Si nous gagnons les élections, nous prendrons des mesures incitatives avec les jeunes qui seront recrutés dans l’administration. Ils iront commencer dans le Nord pour que cela sceller davantage le vivre ensemble.
M. le président, faut-il discuter avec le MNLA ou non ?
Jamais ! Jamais pas de négociations avec un groupe armé, jamais de négociation avec ceux qui se réclament de l’Azawad; parce que le Mali ne connaît pas l’Azawad. Je pense qu’il faut être ferme sur ces deux conditions. Sur d’autres formes, on peut envisager des possibilités de dialogue.
Nous sommes dans la dynamique de transformer la MISMA en mission de paix onusienne avec la tâche spécifique d’intervention militaire pour protéger et défendre le Mali s’il y a lieu. Que pensez-vous de cette proposition ?

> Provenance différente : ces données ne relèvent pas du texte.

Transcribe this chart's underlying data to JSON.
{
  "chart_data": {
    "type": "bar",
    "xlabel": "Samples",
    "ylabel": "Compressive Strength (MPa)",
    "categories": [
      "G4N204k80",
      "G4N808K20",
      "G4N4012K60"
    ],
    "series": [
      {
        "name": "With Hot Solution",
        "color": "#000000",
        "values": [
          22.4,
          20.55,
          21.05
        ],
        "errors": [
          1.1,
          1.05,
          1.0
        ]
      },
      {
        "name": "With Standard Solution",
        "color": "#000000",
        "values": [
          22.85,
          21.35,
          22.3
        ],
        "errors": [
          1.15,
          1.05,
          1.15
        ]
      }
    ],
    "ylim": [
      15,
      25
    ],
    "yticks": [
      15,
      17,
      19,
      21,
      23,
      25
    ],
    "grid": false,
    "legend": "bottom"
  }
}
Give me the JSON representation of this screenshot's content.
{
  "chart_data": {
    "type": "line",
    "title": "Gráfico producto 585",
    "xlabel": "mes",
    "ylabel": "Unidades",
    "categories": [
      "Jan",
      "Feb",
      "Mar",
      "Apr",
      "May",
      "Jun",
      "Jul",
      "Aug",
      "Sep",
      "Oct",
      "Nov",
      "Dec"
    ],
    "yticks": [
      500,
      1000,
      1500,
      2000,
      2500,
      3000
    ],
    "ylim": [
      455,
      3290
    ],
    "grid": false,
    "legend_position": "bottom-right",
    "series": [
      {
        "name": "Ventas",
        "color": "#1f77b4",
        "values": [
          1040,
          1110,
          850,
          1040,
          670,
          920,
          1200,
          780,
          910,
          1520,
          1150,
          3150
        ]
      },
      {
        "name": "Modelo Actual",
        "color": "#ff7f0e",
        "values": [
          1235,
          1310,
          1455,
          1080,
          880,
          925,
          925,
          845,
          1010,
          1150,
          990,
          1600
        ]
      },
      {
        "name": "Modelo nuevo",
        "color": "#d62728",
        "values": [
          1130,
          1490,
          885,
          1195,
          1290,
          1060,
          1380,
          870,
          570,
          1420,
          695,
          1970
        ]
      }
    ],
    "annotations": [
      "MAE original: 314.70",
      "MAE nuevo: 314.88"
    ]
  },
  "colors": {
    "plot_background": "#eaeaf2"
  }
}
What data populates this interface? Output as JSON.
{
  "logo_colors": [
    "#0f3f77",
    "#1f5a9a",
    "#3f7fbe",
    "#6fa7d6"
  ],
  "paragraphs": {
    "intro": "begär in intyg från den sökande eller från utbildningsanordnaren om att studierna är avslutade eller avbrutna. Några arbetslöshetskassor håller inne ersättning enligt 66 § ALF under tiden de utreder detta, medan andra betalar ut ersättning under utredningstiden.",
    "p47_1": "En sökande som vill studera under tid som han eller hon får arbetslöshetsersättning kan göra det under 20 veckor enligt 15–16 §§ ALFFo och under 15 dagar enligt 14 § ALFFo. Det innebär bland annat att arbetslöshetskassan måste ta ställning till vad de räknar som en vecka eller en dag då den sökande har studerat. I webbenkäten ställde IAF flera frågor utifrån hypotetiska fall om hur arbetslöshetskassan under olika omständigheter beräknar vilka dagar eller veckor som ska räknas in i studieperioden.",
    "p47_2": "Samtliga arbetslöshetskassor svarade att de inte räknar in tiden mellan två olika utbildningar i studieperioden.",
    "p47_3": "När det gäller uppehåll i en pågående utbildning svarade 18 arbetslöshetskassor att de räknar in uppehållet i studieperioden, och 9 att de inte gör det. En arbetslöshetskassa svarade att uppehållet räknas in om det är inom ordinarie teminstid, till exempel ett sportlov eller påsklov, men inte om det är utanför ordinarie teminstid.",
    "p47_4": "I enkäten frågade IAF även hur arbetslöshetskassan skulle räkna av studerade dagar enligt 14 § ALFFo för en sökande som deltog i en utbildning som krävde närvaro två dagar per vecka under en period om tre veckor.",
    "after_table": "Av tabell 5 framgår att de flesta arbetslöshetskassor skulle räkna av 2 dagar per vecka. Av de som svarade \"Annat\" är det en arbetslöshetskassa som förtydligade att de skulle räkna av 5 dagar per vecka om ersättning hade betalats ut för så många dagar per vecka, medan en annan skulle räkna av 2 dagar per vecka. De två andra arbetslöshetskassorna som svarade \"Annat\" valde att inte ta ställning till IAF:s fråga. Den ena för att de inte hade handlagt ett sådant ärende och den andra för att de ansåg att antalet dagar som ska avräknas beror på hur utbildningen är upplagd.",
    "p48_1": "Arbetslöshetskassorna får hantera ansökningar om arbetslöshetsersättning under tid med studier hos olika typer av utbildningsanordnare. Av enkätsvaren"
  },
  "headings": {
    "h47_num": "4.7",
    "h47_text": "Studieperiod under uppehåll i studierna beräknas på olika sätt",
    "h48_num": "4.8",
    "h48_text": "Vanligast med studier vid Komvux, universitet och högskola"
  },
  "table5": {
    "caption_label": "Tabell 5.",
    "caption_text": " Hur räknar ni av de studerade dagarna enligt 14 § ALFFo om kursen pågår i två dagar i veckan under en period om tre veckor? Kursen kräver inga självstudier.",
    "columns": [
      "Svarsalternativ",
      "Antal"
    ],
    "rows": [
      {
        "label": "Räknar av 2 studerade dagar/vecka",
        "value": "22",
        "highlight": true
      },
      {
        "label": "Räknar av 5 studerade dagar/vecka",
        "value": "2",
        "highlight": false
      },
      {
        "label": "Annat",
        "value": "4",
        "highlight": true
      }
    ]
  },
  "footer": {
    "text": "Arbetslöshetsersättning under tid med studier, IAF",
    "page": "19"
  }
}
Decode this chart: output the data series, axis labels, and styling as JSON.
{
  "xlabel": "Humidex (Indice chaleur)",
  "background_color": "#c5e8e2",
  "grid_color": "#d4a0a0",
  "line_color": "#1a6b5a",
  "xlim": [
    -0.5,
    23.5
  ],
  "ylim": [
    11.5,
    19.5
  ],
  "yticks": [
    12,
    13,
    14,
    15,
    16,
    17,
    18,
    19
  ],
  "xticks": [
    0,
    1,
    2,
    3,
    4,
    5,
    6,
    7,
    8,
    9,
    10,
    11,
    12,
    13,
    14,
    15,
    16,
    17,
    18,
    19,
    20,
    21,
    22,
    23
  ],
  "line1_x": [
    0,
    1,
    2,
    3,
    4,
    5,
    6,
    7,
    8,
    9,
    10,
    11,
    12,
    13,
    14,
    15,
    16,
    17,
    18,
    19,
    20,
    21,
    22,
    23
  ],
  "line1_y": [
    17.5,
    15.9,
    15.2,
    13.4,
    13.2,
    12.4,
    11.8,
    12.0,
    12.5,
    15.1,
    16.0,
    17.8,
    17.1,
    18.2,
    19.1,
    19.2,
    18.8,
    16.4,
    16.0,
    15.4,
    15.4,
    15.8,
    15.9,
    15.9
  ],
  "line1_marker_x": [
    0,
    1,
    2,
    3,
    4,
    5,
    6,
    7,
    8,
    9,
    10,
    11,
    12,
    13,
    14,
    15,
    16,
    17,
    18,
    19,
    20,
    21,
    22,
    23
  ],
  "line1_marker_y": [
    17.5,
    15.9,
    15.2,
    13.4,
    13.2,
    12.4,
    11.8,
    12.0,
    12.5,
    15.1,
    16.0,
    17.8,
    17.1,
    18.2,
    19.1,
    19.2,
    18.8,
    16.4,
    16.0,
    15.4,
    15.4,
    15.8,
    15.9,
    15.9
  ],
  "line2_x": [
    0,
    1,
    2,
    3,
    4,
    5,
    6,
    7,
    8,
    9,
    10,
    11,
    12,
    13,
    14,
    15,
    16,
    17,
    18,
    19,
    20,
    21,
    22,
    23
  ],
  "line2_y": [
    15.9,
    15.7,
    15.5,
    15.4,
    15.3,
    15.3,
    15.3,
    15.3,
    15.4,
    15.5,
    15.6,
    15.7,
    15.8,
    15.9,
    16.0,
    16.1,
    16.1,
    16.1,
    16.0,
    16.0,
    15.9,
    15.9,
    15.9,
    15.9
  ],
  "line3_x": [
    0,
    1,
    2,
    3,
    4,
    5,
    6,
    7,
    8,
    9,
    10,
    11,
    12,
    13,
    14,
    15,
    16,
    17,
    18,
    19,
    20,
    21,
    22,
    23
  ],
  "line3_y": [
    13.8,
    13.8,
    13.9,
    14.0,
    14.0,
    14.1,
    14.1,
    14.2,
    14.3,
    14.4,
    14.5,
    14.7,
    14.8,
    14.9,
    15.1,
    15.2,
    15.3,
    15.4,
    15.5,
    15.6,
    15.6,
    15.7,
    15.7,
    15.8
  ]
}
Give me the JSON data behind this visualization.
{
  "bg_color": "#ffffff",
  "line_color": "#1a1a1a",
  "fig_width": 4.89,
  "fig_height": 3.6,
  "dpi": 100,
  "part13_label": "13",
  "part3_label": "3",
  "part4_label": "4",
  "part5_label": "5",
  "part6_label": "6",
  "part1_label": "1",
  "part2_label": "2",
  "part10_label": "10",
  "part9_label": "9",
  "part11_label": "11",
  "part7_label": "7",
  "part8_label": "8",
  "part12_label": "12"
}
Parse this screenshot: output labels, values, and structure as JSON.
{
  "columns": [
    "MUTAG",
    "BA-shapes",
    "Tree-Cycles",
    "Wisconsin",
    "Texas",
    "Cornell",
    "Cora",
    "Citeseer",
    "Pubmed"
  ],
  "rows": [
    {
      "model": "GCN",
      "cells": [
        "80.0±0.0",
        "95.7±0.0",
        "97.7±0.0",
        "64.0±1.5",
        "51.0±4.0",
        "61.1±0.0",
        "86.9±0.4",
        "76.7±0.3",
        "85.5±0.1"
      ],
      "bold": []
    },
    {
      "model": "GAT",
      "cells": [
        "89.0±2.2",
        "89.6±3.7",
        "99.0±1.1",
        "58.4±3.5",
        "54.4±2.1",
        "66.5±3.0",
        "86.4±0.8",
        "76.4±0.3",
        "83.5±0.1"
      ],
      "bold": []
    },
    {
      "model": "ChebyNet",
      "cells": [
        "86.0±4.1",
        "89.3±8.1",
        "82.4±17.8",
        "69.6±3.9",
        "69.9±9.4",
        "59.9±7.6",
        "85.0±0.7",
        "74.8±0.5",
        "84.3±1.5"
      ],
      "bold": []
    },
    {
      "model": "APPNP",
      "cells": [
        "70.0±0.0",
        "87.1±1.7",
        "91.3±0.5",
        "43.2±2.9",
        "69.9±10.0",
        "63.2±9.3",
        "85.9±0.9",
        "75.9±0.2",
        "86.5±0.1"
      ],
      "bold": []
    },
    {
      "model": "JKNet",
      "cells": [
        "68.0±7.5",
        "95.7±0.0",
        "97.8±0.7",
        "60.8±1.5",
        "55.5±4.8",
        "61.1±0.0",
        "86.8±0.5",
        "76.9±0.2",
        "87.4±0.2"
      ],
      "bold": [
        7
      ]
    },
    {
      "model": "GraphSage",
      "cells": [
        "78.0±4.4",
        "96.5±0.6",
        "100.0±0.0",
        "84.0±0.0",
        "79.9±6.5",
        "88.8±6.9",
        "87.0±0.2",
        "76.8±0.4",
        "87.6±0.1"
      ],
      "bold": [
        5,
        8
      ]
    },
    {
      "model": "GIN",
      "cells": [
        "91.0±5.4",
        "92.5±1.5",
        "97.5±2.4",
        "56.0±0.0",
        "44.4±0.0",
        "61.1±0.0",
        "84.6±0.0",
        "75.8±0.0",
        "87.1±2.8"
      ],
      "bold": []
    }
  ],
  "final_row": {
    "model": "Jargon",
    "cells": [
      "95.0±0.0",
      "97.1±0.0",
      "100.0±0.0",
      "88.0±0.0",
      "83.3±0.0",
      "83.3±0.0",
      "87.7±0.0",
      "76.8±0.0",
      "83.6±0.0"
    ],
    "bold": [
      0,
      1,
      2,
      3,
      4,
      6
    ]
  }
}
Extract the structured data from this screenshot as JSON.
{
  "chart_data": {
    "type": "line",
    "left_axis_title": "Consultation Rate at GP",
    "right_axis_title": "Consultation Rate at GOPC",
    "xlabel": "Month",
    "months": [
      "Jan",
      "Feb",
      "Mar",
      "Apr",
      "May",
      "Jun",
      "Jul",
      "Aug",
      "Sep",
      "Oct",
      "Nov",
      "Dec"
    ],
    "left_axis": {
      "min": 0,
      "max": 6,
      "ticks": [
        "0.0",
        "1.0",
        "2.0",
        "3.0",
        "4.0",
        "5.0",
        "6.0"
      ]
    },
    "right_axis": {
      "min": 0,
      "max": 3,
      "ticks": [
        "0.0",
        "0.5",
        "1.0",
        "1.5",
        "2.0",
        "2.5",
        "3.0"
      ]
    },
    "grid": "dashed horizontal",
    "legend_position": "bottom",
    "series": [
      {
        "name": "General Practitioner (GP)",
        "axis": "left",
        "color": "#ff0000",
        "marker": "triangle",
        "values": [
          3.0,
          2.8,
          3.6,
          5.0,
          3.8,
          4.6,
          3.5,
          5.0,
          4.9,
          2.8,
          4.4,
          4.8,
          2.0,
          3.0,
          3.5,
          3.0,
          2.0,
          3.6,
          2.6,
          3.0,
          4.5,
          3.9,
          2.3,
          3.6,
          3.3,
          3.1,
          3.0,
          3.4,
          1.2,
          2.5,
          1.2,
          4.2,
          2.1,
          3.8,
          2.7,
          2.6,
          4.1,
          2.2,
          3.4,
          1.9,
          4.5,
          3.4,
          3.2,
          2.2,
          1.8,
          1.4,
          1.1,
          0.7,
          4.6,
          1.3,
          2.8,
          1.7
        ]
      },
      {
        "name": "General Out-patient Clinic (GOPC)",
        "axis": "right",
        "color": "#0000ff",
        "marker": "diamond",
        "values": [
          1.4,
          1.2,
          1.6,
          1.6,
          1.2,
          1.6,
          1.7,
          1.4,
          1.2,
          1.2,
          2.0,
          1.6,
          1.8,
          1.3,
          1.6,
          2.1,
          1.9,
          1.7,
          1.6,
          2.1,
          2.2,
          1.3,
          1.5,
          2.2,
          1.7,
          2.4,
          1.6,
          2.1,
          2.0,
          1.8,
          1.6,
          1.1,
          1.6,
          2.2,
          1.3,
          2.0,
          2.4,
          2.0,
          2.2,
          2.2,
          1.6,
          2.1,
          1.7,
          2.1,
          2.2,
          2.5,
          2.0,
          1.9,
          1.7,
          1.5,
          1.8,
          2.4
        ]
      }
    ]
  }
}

Nous, nous pensons que c’est très bien parce que nous faisons confiance à la parole donnée. Ils sont venus, c’est pour que le Mali soit un et indivisible. Aujourd’hui, si les Français retirent une partie de leurs troupes, nous sommes de ceux qui pensent que c’est pour ne pas partir. C’est pour un peu rassembler la communauté internationale autour d’eux. La France ne partira pas tant que cette crise n’est pas totalement jugulée. Aujourd’hui, l’arrivée des Nations Unies doit aider à la prise en charge des troupes. Nous avons rencontré l’ambassadeur du Tchad en France qui nous a clairement dit que ce n’est pas la France qui finance leurs opérations au Mali. C’est le budget national tchadien qui finance la prise en charge de leurs soldats. C’est une décision courageuse ; mais si cela devrait durer, c’est sûr que ça peut affecter les finances tchadiennes. Donc il est bon que l’ONU finance ces activités.